Mr. Trump seemed upset that the jury was not told that Mr. Garcia Zarate had crossed the border illegally five times. Well, I've got news for you, Mr. President, such a fact is inadmissible in a murder trial. You see Mr. Garcia Zarate was tried for the specific offenses related to the death of Ms. Steinle and, therefore, the only evidence the jury heard was related to those offenses. You see, Mr. President, in this country (as flawed as our criminal (in)justice system is) we try folks on the evidence related to the crime with which they are charged.

Were the jury to have heard evidence regarding Mr. Garcia Zarate's immigration status they may have made a decision based on something other than the evidence regarding Ms. Steinle's death. They may have been asked to convict a man for murder for no other reason than he wasn't born in this country.

Now that would have been a disgusting verdict.

A jury doesn't hear all the evidence because some of it, sometimes a lot of it, isn't relevant to the case at hand. It is not uncommon for a jury to be excused from the courtroom while the attorneys argue over the admissibility of evidence before the judge. Those reading the newspaper or watching the news (or in attendance) are then made privy to information the jury never heard and will never consider.

The jury that heard the case wasn't trying to make any political statements. Their sole duty was to hear the evidence presented and to make a decision as to whether or not the government had proven their case(s) beyond a reasonable doubt. Just because a jury acquits a person doesn't mean they don't think a crime occurred. It means, instead, that they have more than a reasonable doubt, based on the evidence presented, that the government proved its case.

The jury's job isn't to convict someone - and it isn't to acquit someone. You may think a jury got it wrong, but that is how we decide cases the parties cannot work out on their own. And, in a murder case, sometimes the hardest thing to prove is that the actions of the defendant were intentional. And even though motive is not a required element of a murder case, the absence of a motive can raise reasonable doubt in the mind of a juror.

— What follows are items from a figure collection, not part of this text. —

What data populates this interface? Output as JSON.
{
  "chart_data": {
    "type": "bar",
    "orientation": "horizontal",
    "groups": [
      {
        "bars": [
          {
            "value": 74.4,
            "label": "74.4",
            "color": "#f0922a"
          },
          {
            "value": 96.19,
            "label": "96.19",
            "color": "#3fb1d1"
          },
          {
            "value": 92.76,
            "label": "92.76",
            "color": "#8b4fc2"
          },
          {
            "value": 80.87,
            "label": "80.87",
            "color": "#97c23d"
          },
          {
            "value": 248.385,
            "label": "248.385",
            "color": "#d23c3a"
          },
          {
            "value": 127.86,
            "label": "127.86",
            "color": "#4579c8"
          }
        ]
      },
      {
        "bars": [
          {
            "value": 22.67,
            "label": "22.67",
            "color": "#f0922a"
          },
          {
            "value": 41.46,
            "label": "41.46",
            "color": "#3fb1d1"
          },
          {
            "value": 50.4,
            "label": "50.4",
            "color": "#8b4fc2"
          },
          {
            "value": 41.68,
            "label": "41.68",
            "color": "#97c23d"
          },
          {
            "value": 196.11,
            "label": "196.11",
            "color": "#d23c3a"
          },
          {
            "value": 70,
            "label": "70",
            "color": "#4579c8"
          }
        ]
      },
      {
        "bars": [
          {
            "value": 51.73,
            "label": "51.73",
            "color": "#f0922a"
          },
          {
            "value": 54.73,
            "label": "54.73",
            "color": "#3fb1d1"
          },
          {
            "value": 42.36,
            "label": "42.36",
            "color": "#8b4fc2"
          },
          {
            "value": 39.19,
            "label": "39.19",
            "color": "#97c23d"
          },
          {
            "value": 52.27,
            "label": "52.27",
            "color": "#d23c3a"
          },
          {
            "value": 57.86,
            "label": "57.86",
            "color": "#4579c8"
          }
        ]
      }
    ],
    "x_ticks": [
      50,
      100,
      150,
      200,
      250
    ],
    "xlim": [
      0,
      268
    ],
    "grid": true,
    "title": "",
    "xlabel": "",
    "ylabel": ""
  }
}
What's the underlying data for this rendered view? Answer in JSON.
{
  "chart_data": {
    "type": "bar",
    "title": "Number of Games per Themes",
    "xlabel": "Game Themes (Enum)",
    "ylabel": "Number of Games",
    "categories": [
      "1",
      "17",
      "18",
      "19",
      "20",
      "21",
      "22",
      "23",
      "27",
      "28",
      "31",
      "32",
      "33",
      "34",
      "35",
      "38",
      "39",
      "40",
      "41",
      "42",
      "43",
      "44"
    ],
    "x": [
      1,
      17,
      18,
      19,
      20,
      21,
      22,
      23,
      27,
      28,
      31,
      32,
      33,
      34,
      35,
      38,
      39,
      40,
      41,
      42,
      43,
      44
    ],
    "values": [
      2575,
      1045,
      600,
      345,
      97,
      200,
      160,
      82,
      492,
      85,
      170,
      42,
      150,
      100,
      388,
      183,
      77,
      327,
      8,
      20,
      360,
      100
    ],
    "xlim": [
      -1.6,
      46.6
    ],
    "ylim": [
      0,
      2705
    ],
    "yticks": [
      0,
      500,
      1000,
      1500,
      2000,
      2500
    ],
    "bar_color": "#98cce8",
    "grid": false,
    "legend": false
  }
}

So, Mr. President, the jury's verdict wasn't disgusting. It was what it was. Using your bully pulpit to try to intimidate future jurors is disgusting.

And as for Mr. Sessions, you took an oath to uphold the Constitution and to seek justice. You're not happy with the verdict. Okay, I get that. However, threatening to file federal charges against Mr. Garcia Zarate is not seeking justice. It is called vindictiveness.